Tony Abbott slams 40:40:20 gender workforce target – for being “anti-men”


The former Prime Minister told 2GB radio presenter Ray Hadley this week that gender quotas suggested by the Australian Human Rights Commission are “politically correct rubbish” – and the Sex Discrimination Commissioner, Kate Jenkins, to “pull your head in”.

“We absolutely have to give women a fair go but some of this stuff sounds like it’s just anti-men,” he said.

The AHRC had recommended Government agencies aim for a hiring rate of at least 40 per cent women, 40 per cent men and the other 20 per cent left “flexible”.

Women dominate graduate numbers

Ms Jenkins has since released a statement saying the quotas were not meant to be mandatory.

But really, why shouldn’t they be? 60 per cent of our university graduates are now women. Is it wrong to say that we should have an equal number of men and women in our government departments?

Mr Abbott – who was Minister for Women while he was PM until 2015 – did acknowledge the challenge the Liberal Party is facing in getting women into parliament.

“If we want to do the right thing by women we need to get more conservative women in parliament,” he said.

We rest our case.

Lauren is a journalist for, agedcare101 and The Donaldson Sisters. Growing up in a big family in small town communities, she has always had a love for the written word, joining her local library at the age of six months. With over eight years' experience in writing and editing, she is a keen follower of news and current affairs with a nose for a good story.

Discussion1 Comment

  1. We rightly have a talent and merit based system, so quotas are wrong, wrong, wrong. If women do not in fact have equal opportunity to get these roles, then we should go to the source of the problem rather than resort to quotas. It may simply reflect the available talent pool for the positions in question and that may simply be a function of the choices that we all make, both women and men. If it’s something else, then work out what it is before resorting to quotas!

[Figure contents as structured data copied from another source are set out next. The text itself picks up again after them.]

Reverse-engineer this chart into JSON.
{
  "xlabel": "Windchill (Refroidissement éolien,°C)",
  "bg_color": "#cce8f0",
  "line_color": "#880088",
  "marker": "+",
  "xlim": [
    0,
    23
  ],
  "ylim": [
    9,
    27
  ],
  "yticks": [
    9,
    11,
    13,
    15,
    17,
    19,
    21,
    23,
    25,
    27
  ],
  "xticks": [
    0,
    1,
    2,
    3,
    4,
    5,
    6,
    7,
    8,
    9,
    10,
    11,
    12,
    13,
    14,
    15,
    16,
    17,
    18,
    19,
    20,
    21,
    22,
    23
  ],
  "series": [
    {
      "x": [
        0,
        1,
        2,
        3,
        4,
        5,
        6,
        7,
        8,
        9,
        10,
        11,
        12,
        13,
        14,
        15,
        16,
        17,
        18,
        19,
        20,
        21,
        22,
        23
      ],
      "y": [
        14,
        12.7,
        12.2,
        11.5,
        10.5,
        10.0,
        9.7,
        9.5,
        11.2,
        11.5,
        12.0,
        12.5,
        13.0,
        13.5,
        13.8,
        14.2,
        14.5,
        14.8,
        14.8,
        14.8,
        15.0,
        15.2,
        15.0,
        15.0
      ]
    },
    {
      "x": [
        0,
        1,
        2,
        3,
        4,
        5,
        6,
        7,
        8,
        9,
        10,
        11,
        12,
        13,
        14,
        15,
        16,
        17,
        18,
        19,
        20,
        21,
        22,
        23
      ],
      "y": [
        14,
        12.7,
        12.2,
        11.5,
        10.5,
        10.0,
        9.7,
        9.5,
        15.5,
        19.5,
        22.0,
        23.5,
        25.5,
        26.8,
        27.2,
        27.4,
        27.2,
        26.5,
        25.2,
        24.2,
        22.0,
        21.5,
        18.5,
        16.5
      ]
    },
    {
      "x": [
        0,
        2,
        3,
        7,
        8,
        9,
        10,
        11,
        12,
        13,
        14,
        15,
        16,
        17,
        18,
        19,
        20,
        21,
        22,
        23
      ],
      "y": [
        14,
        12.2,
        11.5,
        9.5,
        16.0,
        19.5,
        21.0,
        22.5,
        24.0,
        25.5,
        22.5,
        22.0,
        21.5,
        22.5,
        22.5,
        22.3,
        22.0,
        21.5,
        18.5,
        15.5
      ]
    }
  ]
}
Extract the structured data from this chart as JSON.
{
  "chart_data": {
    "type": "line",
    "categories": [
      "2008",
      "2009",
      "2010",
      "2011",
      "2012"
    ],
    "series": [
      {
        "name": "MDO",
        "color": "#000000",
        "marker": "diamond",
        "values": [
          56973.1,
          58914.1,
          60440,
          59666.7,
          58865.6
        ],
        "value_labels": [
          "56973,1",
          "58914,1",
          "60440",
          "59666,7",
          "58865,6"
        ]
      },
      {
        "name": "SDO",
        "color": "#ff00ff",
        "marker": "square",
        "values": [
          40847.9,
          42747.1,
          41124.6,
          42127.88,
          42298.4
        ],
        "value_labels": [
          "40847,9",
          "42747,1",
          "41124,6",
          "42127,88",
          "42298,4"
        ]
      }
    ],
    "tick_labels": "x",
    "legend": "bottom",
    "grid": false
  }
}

    It’s interesting that you see an issue in achieving gender equality in employment where men appear to have an advantage, yet you completely ignore the issue in education where women appear to have an advantage!!!!!! You note that 60% of university graduates are now women – yet there was no mention or suggestion that there may be an issue there that needs to be considered and addressed. Why is it so? Women are not smarter than men, or vice versa, so what is going on? Does our education system now favour women, or has it got something to do with how boys and girls develop and mature at different ages (on average). If it’s either of these things then action is required. I’m not suggesting quotas, but hey, if the shoe fits!

    This is a central problem of modern day feminism, where the focus continues to be dangerously tilted towards women, while all is silent when it comes to men and men’s issues. No wonder good women are standing up, saying enough is enough, and refusing to identify themselves as feminists.